More of a techie? Try a program like Evernote, which allows you to keep all sorts of information (from your blacksmith’s phone number to your grandmother’s chocolate cake recipe) in one place. Evernote is available as a web-based application, and for all of your mobile devices as well. Note your eye doctor’s appointment on your phone, and it appears on your computer. You can even integrate Evernote and Google Calendars or iCal.

Good as they are, even whiteboards and Evernote won’t solve all of your organizational challenges, which brings us to the last point.

5. They call it “self” help for a reason. Face it, in a perfect world, we’d pick out the perfect organizing system, and hey presto – our lives would be perfectly organized! Yeah, well, I hate to be the one who breaks it to you, but it just doesn’t work that way.

One of the ways we seeking types tend to get in trouble is that we believe the unspoken hype that all advertising is known for – buy this product and you will get the guy/girl, win the game, have perfect children, or perfect teeth, or an immaculate house, or whatever. Fascinating concept, but then so are all the things in Harry Potter books (especially the one where Hermoine gets to be in two places in once … but I digress).
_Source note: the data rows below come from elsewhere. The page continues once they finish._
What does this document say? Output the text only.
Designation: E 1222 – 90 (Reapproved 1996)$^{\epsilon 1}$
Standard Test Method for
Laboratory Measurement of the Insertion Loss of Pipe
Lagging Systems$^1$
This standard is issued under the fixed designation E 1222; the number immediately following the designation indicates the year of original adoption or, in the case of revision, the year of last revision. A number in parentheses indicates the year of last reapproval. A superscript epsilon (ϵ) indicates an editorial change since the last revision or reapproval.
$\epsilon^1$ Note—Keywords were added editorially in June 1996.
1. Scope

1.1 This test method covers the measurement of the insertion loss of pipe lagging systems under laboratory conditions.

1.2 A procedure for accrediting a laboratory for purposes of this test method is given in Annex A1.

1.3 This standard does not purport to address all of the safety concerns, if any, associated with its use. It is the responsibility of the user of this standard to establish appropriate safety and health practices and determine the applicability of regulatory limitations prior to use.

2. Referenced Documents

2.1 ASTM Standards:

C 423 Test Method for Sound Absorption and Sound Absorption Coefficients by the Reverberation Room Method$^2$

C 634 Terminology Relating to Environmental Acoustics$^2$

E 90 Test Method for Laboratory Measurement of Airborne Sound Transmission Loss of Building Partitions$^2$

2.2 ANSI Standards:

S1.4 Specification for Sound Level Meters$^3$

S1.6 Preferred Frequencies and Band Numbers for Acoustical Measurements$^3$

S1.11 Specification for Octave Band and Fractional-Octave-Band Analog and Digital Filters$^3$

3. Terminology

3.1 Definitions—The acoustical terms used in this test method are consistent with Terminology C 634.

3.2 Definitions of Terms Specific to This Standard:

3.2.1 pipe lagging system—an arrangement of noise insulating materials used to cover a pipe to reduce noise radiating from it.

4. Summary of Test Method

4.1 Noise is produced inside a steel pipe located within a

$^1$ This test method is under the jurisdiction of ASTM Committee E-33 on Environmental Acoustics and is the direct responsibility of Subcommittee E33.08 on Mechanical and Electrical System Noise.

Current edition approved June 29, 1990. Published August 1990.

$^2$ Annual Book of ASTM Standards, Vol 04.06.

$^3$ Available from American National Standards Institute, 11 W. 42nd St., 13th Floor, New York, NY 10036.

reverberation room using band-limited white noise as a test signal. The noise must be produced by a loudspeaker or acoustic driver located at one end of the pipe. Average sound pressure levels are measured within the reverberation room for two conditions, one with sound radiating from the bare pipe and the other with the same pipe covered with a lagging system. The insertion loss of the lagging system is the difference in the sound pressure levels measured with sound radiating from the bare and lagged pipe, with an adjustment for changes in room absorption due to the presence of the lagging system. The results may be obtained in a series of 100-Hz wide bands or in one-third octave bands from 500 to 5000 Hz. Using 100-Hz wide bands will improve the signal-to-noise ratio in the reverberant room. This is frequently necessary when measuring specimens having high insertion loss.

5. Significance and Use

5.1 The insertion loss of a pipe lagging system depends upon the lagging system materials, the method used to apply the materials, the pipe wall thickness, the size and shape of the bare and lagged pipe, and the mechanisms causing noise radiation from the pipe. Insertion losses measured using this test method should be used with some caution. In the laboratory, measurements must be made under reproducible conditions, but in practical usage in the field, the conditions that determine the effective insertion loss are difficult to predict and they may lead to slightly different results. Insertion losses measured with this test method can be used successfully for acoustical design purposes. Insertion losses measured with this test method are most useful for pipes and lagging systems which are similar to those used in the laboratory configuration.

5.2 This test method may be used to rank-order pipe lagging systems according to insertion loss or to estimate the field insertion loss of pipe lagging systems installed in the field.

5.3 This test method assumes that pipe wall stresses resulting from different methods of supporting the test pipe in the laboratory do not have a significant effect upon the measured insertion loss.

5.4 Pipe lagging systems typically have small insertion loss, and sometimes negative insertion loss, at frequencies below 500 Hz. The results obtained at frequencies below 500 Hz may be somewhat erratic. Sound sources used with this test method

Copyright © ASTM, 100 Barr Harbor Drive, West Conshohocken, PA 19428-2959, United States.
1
Point is, the biggest reason for failure of most organizing systems is lack of user input. Buying the system will not change your life! It’s a system, not a magic wand.

A system is only as good as its user.

Probably the best piece of advice I can give you is to keep the You in User (say it out loud, it’ll make sense). Whatever system you eventually adopt (and adapt), make sure you use it. Visit it every morning to plan your day. Give it a quick check in the evening to see what’s on for the next day (and get an idea of how well you did today). Stick a note on the fridge to remind you to use it if necessary, but do try your best to use the system for a month, then evaluate and tweak it or trash it.

If you find yourself trashing systems frequently, go back to the first step. Figure out what worked and what didn’t before you shop for the next one, and eventually, you’ll have it – the best system.  It may not be the best one for your mother, or your dentist or your best friend – but it will be the best one for you, and that’s what makes it perfect.